We will prune those possibilities with still more trauma, and then we will run away from it with speeches and empty promises, rather than policy and change and healing.
We all deserve something better.
We all deserve to be whole.
We all deserve to thrive.
The question is whether America will ever do that work, ever engage in her own redress and reparation and healing and recognition, ever feel it all so it can heal it all, or if we will just continue to pretend that all this ongoing traumatization is ok, and thereby guarantee that it continues, ad nauseum, into the future.
In the middle of the night last night, as I was turning over and over in bed as I often do these days, and thinking through how I wanted to write this essay, I did the thing I’m not supposed to do and I turned on my phone.
There, in the dark, like a beacon, was a quote, tweeted out by someone I didn’t know, from the great Audre Lorde, as follows:
I think despair is an endemic part of revolution. No revolution happens within one lifetime so we work to capacity, we believe in what we are doing knowing full well we won’t see the fruits of our labor. It is a hard place to hold.
I am in despair a lot these days. I survive, but I am in despair.
Maybe the hope is that in our despair lies the seeds of our revolution.

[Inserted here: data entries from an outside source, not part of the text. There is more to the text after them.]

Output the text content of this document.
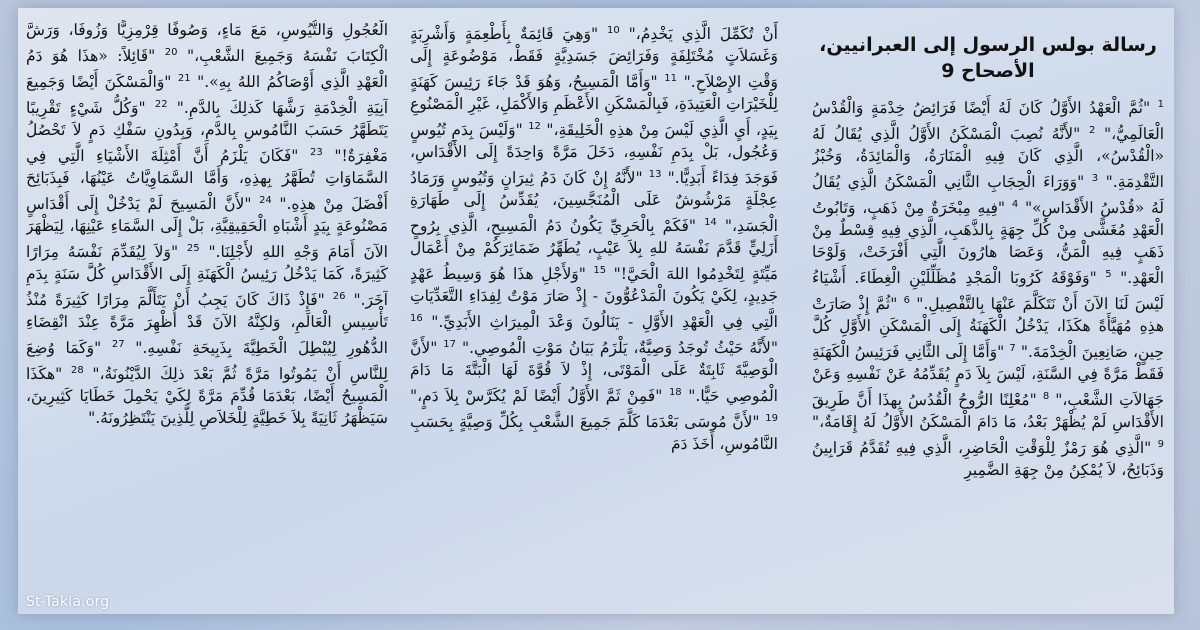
رسالة بولس الرسول إلى العبرانيين،
الأصحاح 9
$^1$ "ثُمَّ الْعَهْدُ الأَوَّلُ كَانَ لَهُ أَيْضًا فَرَائِضُ خِدْمَةٍ وَالْقُدْسُ الْعَالَمِيُّ،" $^2$ "لأَنَّهُ نُصِبَ الْمَسْكَنُ الأَوَّلُ الَّذِي يُقَالُ لَهُ «الْقُدْسُ»، الَّذِي كَانَ فِيهِ الْمَنَارَةُ، وَالْمَائِدَةُ، وَخُبْزُ التَّقْدِمَةِ." $^3$ "وَوَرَاءَ الْحِجَابِ الثَّانِي الْمَسْكَنُ الَّذِي يُقَالُ لَهُ «قُدْسُ الأَقْدَاسِ»" $^4$ "فِيهِ مِبْخَرَةٌ مِنْ ذَهَبٍ، وَتَابُوتُ الْعَهْدِ مُغَشًّى مِنْ كُلِّ جِهَةٍ بِالذَّهَبِ، الَّذِي فِيهِ قِسْطٌ مِنْ ذَهَبٍ فِيهِ الْمَنُّ، وَعَصَا هارُونَ الَّتِي أَفْرَخَتْ، وَلَوْحَا الْعَهْدِ." $^5$ "وَفَوْقَهُ كَرُوبَا الْمَجْدِ مُظَلِّلَيْنِ الْغِطَاءَ. أَشْيَاءُ لَيْسَ لَنَا الآنَ أَنْ نَتَكَلَّمَ عَنْهَا بِالتَّفْصِيلِ." $^6$ "ثُمَّ إِذْ صَارَتْ هذِهِ مُهَيَّأَةً هكَذَا، يَدْخُلُ الْكَهَنَةُ إِلَى الْمَسْكَنِ الأَوَّلِ كُلَّ حِينٍ، صَانِعِينَ الْخِدْمَةَ." $^7$ "وَأَمَّا إِلَى الثَّانِي فَرَئِيسُ الْكَهَنَةِ فَقَطْ مَرَّةً فِي السَّنَةِ، لَيْسَ بِلاَ دَمٍ يُقَدِّمُهُ عَنْ نَفْسِهِ وَعَنْ جَهَالاَتِ الشَّعْبِ،" $^8$ "مُعْلِنًا الرُّوحُ الْقُدُسُ بِهذَا أَنَّ طَرِيقَ الأَقْدَاسِ لَمْ يُظْهَرْ بَعْدُ، مَا دَامَ الْمَسْكَنُ الأَوَّلُ لَهُ إِقَامَةٌ،" $^9$ "الَّذِي هُوَ رَمْزٌ لِلْوَقْتِ الْحَاضِرِ، الَّذِي فِيهِ تُقَدَّمُ قَرَابِينُ وَذَبَائِحُ، لاَ يُمْكِنُ مِنْ جِهَةِ الضَّمِيرِ
أَنْ تُكَمِّلَ الَّذِي يَخْدِمُ،" $^{10}$ "وَهِيَ قَائِمَةٌ بِأَطْعِمَةٍ وَأَشْرِبَةٍ وَغَسَلاَتٍ مُخْتَلِفَةٍ وَفَرَائِضَ جَسَدِيَّةٍ فَقَطْ، مَوْضُوعَةٍ إِلَى وَقْتِ الإِصْلاَحِ." $^{11}$ "وَأَمَّا الْمَسِيحُ، وَهُوَ قَدْ جَاءَ رَئِيسَ كَهَنَةٍ لِلْخَيْرَاتِ الْعَتِيدَةِ، فَبِالْمَسْكَنِ الأَعْظَمِ وَالأَكْمَلِ، غَيْرِ الْمَصْنُوعِ بِيَدٍ، أَيِ الَّذِي لَيْسَ مِنْ هذِهِ الْخَلِيقَةِ،" $^{12}$ "وَلَيْسَ بِدَمِ تُيُوسٍ وَعُجُول، بَلْ بِدَمِ نَفْسِهِ، دَخَلَ مَرَّةً وَاحِدَةً إِلَى الأَقْدَاسِ، فَوَجَدَ فِدَاءً أَبَدِيًّا." $^{13}$ "لأَنَّهُ إِنْ كَانَ دَمُ ثِيرَانٍ وَتُيُوسٍ وَرَمَادُ عِجْلَةٍ مَرْشُوشٌ عَلَى الْمُنَجَّسِينَ، يُقَدِّسُ إِلَى طَهَارَةِ الْجَسَدِ،" $^{14}$ "فَكَمْ بِالْحَرِيِّ يَكُونُ دَمُ الْمَسِيحِ، الَّذِي بِرُوحٍ أَزَلِيٍّ قَدَّمَ نَفْسَهُ للهِ بِلاَ عَيْبٍ، يُطَهِّرُ ضَمَائِرَكُمْ مِنْ أَعْمَال مَيِّتَةٍ لِتَخْدِمُوا اللهَ الْحَيَّ!" $^{15}$ "وَلأَجْلِ هذَا هُوَ وَسِيطُ عَهْدٍ جَدِيدٍ، لِكَيْ يَكُونَ الْمَدْعُوُّونَ - إِذْ صَارَ مَوْتٌ لِفِدَاءِ التَّعَدِّيَاتِ الَّتِي فِي الْعَهْدِ الأَوَّلِ - يَنَالُونَ وَعْدَ الْمِيرَاثِ الأَبَدِيِّ." $^{16}$ "لأَنَّهُ حَيْثُ تُوجَدُ وَصِيَّةٌ، يَلْزَمُ بَيَانُ مَوْتِ الْمُوصِي." $^{17}$ "لأَنَّ الْوَصِيَّةَ ثَابِتَةٌ عَلَى الْمَوْتَى، إِذْ لاَ قُوَّةَ لَهَا الْبَتَّةَ مَا دَامَ الْمُوصِي حَيًّا." $^{18}$ "فَمِنْ ثَمَّ الأَوَّلُ أَيْضًا لَمْ يُكَرَّسْ بِلاَ دَمٍ،" $^{19}$ "لأَنَّ مُوسَى بَعْدَمَا كَلَّمَ جَمِيعَ الشَّعْبِ بِكُلِّ وَصِيَّةٍ بِحَسَبِ النَّامُوسِ، أَخَذَ دَمَ
الْعُجُولِ وَالتُّيُوسِ، مَعَ مَاءٍ، وَصُوفًا قِرْمِزِيًّا وَزُوفَا، وَرَشَّ الْكِتَابَ نَفْسَهُ وَجَمِيعَ الشَّعْبِ،" $^{20}$ "قَائِلاً: «هذَا هُوَ دَمُ الْعَهْدِ الَّذِي أَوْصَاكُمُ اللهُ بِهِ»." $^{21}$ "وَالْمَسْكَنَ أَيْضًا وَجَمِيعَ آنِيَةِ الْخِدْمَةِ رَشَّهَا كَذلِكَ بِالدَّمِ." $^{22}$ "وَكُلُّ شَيْءٍ تَقْرِيبًا يَتَطَهَّرُ حَسَبَ النَّامُوسِ بِالدَّمِ، وَبِدُونِ سَفْكِ دَمٍ لاَ تَحْصُلُ مَغْفِرَةٌ!" $^{23}$ "فَكَانَ يَلْزَمُ أَنَّ أَمْثِلَةَ الأَشْيَاءِ الَّتِي فِي السَّمَاوَاتِ تُطَهَّرُ بِهذِهِ، وَأَمَّا السَّمَاوِيَّاتُ عَيْنُهَا، فَبِذَبَائِحَ أَفْضَلَ مِنْ هذِهِ." $^{24}$ "لأَنَّ الْمَسِيحَ لَمْ يَدْخُلْ إِلَى أَقْدَاسٍ مَصْنُوعَةٍ بِيَدٍ أَشْبَاهِ الْحَقِيقِيَّةِ، بَلْ إِلَى السَّمَاءِ عَيْنِهَا، لِيَظْهَرَ الآنَ أَمَامَ وَجْهِ اللهِ لأَجْلِنَا." $^{25}$ "وَلاَ لِيُقَدِّمَ نَفْسَهُ مِرَارًا كَثِيرَةً، كَمَا يَدْخُلُ رَئِيسُ الْكَهَنَةِ إِلَى الأَقْدَاسِ كُلَّ سَنَةٍ بِدَمِ آخَرَ." $^{26}$ "فَإِذْ ذَاكَ كَانَ يَجِبُ أَنْ يَتَأَلَّمَ مِرَارًا كَثِيرَةً مُنْذُ تَأْسِيسِ الْعَالَمِ، وَلكِنَّهُ الآنَ قَدْ أُظْهِرَ مَرَّةً عِنْدَ انْقِضَاءِ الدُّهُورِ لِيُبْطِلَ الْخَطِيَّةَ بِذَبِيحَةِ نَفْسِهِ." $^{27}$ "وَكَمَا وُضِعَ لِلنَّاسِ أَنْ يَمُوتُوا مَرَّةً ثُمَّ بَعْدَ ذلِكَ الدَّيْنُونَةُ،" $^{28}$ "هكَذَا الْمَسِيحُ أَيْضًا، بَعْدَمَا قُدِّمَ مَرَّةً لِكَيْ يَحْمِلَ خَطَايَا كَثِيرِينَ، سَيَظْهَرُ ثَانِيَةً بِلاَ خَطِيَّةٍ لِلْخَلاَصِ لِلَّذِينَ يَنْتَظِرُونَهُ."
St-Takla.org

It is a hard place to hold.
This really resonated with me on many levels. I think so many of us are traumatized and trying to cope with the fallout from it. I have often said to my husband that I don’t understand… I don’t understand how people can be so abusive to other people…how humans can kill other humans…how so called civilized persons can walk past someone in need and not reach out and help them. Costa Rica eliminated its military in 1948. The money was then redirected to education and green conservation and healthcare. If we could just cut our military budget in half and redirect that money to the things you mention… wow! Why not? I can’t think of a single reason.
Thank you again, this is a very dark hour. We are dealing with the crushing death from COVID and all of the terrible missed opportunities to be honest and truthful and most of all, kind. We have committed many crimes and we need to address them, or we will keep repeating them.